The court's core finding is technical but consequential. Under Portuguese law, an Environmental Impact Declaration lapses if the underlying project has not advanced to construction within the statutory window — typically four years — and it cannot be silently resurrected when the clock runs out. The DIA in question was issued by the Agência Portuguesa do Ambiente in January 2020; by the time ClientEarth and SPEA filed suit five months later, nothing had been built, and by the time the case was decided, the window had long since expired.

ClientEarth and SPEA were joined in the proceedings by Liga para a Protecção da Natureza, ANP/WWF, Zero, Quercus, GEOTA and Fapas, with international supporting briefs from BirdLife Europe and the Royal Society for the Protection of Birds.
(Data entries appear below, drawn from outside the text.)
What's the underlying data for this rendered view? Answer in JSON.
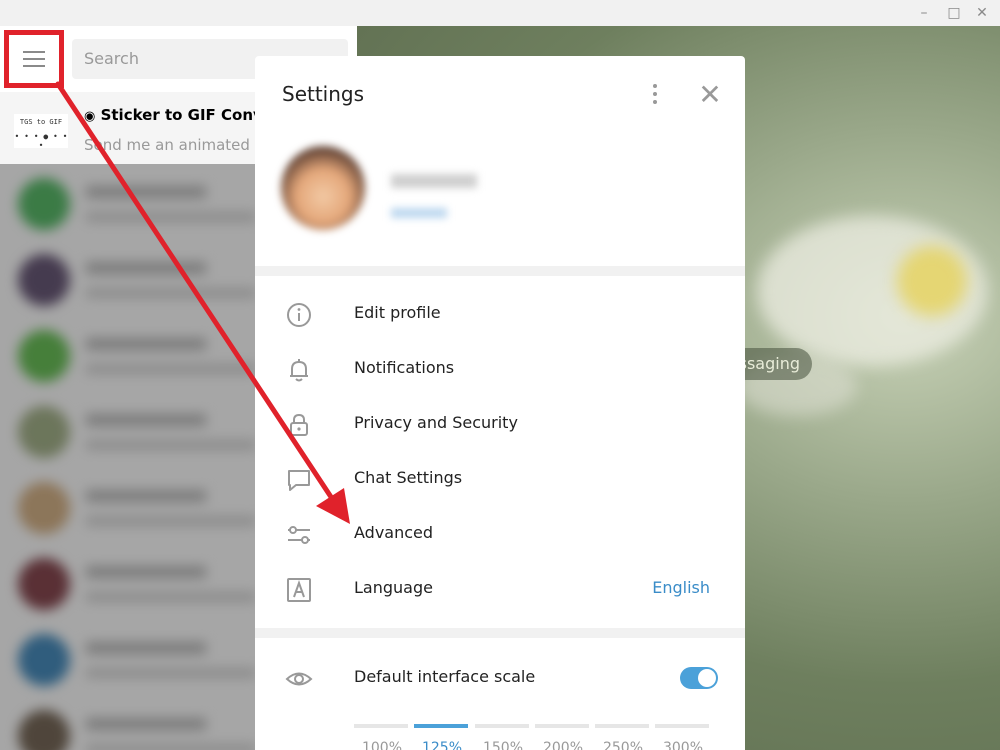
{
  "window": {
    "minimize_glyph": "–",
    "maximize_glyph": "□",
    "close_glyph": "✕"
  },
  "left": {
    "search_placeholder": "Search",
    "pinned_chat": {
      "title": "Sticker to GIF Conv",
      "preview": "Send me an animated s",
      "avatar_text": "TGS to GIF"
    }
  },
  "background": {
    "pill_text": "ssaging"
  },
  "settings": {
    "title": "Settings",
    "menu": [
      {
        "label": "Edit profile",
        "icon": "info-icon"
      },
      {
        "label": "Notifications",
        "icon": "bell-icon"
      },
      {
        "label": "Privacy and Security",
        "icon": "lock-icon"
      },
      {
        "label": "Chat Settings",
        "icon": "chat-bubble-icon"
      },
      {
        "label": "Advanced",
        "icon": "sliders-icon"
      },
      {
        "label": "Language",
        "icon": "language-icon",
        "value": "English"
      }
    ],
    "scale": {
      "label": "Default interface scale",
      "icon": "eye-icon",
      "enabled": true,
      "options": [
        "100%",
        "125%",
        "150%",
        "200%",
        "250%",
        "300%"
      ],
      "selected": "125%"
    }
  },
  "colors": {
    "accent": "#4ba1d9",
    "annotation": "#e0222b"
  }
}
Their central argument was that the APA had waved through the Montijo project without a compliant appropriate assessment under the EU Birds and Habitats Directives — a mandatory step where the proposed infrastructure sits inside or immediately next to a Natura 2000 site, as Montijo does on the southern shore of the Tejo estuary special protection area.

The Tejo estuary is one of the most important wintering and passage sites for migratory waterbirds on the European Atlantic flyway. The coalition argued that the APA's reasoning — that birds displaced by a second airport could relocate to restored habitats nearby — was "incompatible with European law" and "lacked scientific basis". The court did not reach a final view on those substantive points because the expiry finding made them unnecessary, but environmental lawyers involved in the case read the judgement as a warning shot for future DIAs in or near Natura 2000 sites.
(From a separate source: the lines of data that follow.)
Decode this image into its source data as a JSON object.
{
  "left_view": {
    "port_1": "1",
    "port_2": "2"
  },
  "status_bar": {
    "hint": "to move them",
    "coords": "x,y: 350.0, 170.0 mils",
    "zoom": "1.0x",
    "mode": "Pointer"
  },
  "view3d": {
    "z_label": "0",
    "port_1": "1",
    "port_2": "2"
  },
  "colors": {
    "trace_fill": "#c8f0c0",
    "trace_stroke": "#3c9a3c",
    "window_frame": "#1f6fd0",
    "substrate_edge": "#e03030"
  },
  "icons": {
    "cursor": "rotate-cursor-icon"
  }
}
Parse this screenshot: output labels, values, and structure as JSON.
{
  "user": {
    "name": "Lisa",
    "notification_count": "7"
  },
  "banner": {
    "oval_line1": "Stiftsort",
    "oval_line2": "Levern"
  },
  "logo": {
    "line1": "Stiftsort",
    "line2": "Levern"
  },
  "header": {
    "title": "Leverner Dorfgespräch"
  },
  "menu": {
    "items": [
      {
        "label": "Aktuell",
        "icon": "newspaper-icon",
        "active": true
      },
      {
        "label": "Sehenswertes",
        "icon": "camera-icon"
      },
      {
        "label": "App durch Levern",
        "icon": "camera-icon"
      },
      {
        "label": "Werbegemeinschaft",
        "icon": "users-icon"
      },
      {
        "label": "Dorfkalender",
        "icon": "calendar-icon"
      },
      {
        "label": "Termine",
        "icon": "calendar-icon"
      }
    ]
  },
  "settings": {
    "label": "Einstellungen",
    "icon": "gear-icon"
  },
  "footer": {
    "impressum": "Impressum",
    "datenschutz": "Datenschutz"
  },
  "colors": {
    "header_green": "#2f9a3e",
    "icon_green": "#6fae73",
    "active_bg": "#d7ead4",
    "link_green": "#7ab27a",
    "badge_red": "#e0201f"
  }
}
Alcochete is untouched — for now

Politically, the ruling lands in a mostly empty room. The Portuguese government had abandoned Montijo as the new airport option back in 2024, accepting the conclusions of the independent Comissão Técnica Independente that Campo de Tiro de Alcochete was environmentally and operationally preferable. Alcochete is now the official site for Luís de Camões Airport, with a planned 2034 opening.

But the Alcochete site is not immune to similar legal scrutiny. It too borders the Tejo estuary protection area, albeit on the opposite shore, and the environmental coalition behind the Montijo case has already warned that any Alcochete DIA will need to meet the standards the tribunal has now implicitly reaffirmed. ANA/Vinci Airports and the Ministry of Infrastructure made no public comment on the ruling.

What Lisbon travellers need to know

For the expat and business-travel public, the ruling changes nothing on the ground. Humberto Delgado Airport remains the sole international gateway to the capital, operating at near-saturation on peak days. The Alcochete timeline is unchanged, and the interim capacity-relief measures — night-flight expansion under negotiation, a second runway extension at Faro, and incremental terminal works at Portela — continue as planned.

The only immediate winner is the Montijo municipal council and the surrounding landowners who had opposed the airport, and the long-running environmental coalition that kept the case alive for nearly six years. The decision is, in theory, still open to appeal — but with no live project to defend, the Ministry of Infrastructure has no reason to carry the file any further.